Люся, кажется, очнулась.

– Володя, – прошептала она, – Володя…

Я оторвался от своего дела и склонился над её лицом.

– Передай Косте, что я очень… его люблю. Я держалась так долго, чтобы сказать это… Я надеялась, что дождусь… Дождалась…

– Сама передашь, – грубо сказал я. – Я вам не телефон.

Я провёл рукой по ране, направляя всю свою силу в кончики пальцев и дальше, в тело Люси. Края раны начали стягиваться друг с другом, и кровь перестала сочиться.

– Володя, – сказала Люся. – Что ты делаешь?

Она приподнялась и с удивлением смотрела на меня.

– Не мешай, – сказал я. – Потерпи немного.

Я довершил начатое несколькими движениями языка. На месте раны была упругая розовая кожа, нежная и невредимая.

– Полежи, – сказал я. – Отдохни немного.

Я тоже лёг на спину и закрыл глаза. Все теперь было хорошо. Всё. Теперь нам уже ничто не страшно.

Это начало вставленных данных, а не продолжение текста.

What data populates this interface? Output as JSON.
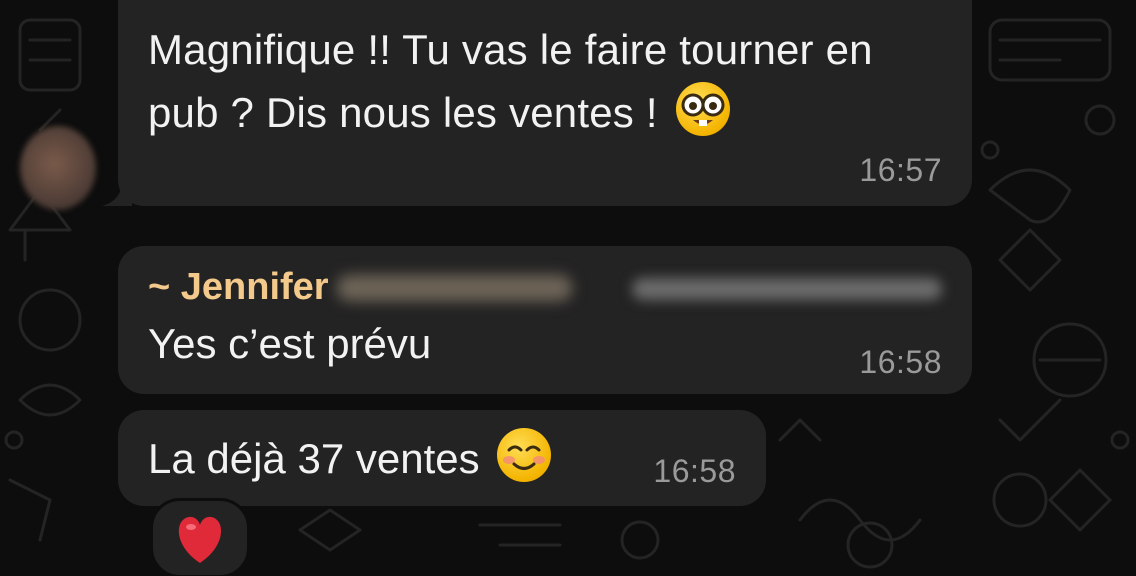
{
  "messages": [
    {
      "text": "Magnifique !! Tu vas le faire tourner en pub ? Dis nous les ventes !",
      "emoji": "nerd-face-emoji",
      "time": "16:57"
    },
    {
      "sender": "~ Jennifer",
      "text": "Yes c’est prévu",
      "time": "16:58"
    },
    {
      "text": "La déjà 37 ventes",
      "emoji": "smiling-face-emoji",
      "time": "16:58",
      "reaction": "red-heart-emoji"
    }
  ],
  "colors": {
    "background": "#0d0d0d",
    "bubble": "#232323",
    "sender_name": "#f4c98c",
    "timestamp": "#9a9a9a",
    "text": "#f2f2f2"
  }
}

Люся села, осматривая себя и порванный, пропитанный кровью купальник.

– Костя тебе другой купит, – сказал я, смеясь.

– Как ты это сделал?

– Какая разница? Надо плыть к своим. Они, наверно, уже проснулись.

Мы встали и направились к причалу. Я отпёр замок, отвязал лодку, и мы отчалили. Я грёб вперёд, глядя на смущённую, ошарашенную и счастливую Люсю.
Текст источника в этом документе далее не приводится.